Trudeau's campaign swiftly issued a statement accusing the Tories of using "out-of-context statements made years ago in a long interview" to launch a desperate "smear campaign" aimed at reviving the faltering Conservative byelection campaign in Calgary Centre.
In the interview, with the Tele-Quebec program Les francs-tireurs, Trudeau said: "Canada isn't doing well right now because it's Albertans who control our community and socio-democratic agenda. It doesn't work."
Asked if he thinks Canada is better served when there are more Quebecers than Albertans in charge, he said: "I'm a Liberal so, of course, I think so, yes.
"Certainly, when we look at the great prime ministers of the 20th Century, those that really stood the test of time, they were MPs from Quebec .. This country, Canada, it belongs to us."
The resurrected Trudeau quotes piled on a gaffe a day earlier by Ottawa Liberal MP David McGuinty. He resigned his shadow cabinet post as natural resources critic after saying Alberta Tory MPs are "shills" for the oil industry and should go home.
Both were gifts to the Conservatives, who are trying to hold on to Calgary Centre — a Tory riding for more than 40 years — in a byelection Monday. Polls suggest it's a tight contest, with Liberal Harvey Locke only a few points behind Conservative Joan Crockatt.
Trudeau has repudiated McGuinty's comments. But Kenney said the Montreal MP's own comments two years ago show he actually shares the same anti-Alberta bias.
"This is the worst kind of divisiveness, the worst kind of arrogance of the Liberal party and it brings back, for many westerners, the kind of arrogance of the National Energy Program, which of course devastated the western economy," Kenney said.
The NEP was imposed when Trudeau's late father, Pierre Trudeau, was prime minister. Immediately after launching his leadership campaign last month, Justin Trudeau flew to Calgary to declare that the NEP was a mistake. He has been back to Alberta repeatedly, including campaigning with Locke earlier this week.

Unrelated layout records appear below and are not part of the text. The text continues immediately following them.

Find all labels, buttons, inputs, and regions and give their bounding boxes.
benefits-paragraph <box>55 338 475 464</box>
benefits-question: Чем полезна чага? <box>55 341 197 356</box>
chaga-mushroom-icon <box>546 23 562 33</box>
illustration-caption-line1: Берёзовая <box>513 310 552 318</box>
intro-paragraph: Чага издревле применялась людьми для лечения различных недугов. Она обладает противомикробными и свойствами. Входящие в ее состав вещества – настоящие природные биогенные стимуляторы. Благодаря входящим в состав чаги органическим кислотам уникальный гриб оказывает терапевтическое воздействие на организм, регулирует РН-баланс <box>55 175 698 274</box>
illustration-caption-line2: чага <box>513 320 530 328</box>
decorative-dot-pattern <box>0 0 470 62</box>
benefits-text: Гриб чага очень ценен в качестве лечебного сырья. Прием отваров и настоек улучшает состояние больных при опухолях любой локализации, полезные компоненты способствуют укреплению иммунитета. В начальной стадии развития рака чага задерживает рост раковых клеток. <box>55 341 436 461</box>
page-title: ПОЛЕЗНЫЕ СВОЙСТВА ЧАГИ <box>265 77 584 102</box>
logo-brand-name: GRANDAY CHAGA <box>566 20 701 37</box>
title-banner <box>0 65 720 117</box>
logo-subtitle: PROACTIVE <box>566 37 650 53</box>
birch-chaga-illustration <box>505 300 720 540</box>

"Justin knows that Calgary, Alberta and all of western Canada are at the very heart of Canada's future," his campaign said in a statement.
"That's a message he has taken to every part of the country, from the beginning of the campaign. We need to get beyond the divisive politics of the Conservatives and include all Canadians."
But Kenney said Trudeau's past comments "completely contradict" his current attempt to paint himself as a unifying bridge-builder.
Dan Meades, the NDP candidate in Calgary Centre, also weighed in, calling Trudeau's past remarks "another example of how out of touch the Liberals are with the everyday realities of Alberta.
"What incredible arrogance. The NDP has a better vision."
The poll suggests none of Trudeau's rivals for the Liberal leadership have anywhere near as much appeal for voters.
Twenty per cent said they'd be certain or likely to vote for the Liberal party under former astronaut Marc Garneau's leadership, 15 per cent under former MP Martha Hall Findlay and 12 per cent under Vancouver MP Joyce Murray, former cabinet minister Martin Cauchon and Toronto lawyer and consultant Deborah Coyne.
Only 11 per cent said they'd vote Liberal under David Merner, former president of the party's B.C. wing, and 10 per cent under either Ottawa lawyer David Bertschi or economist Jonathan Mousley.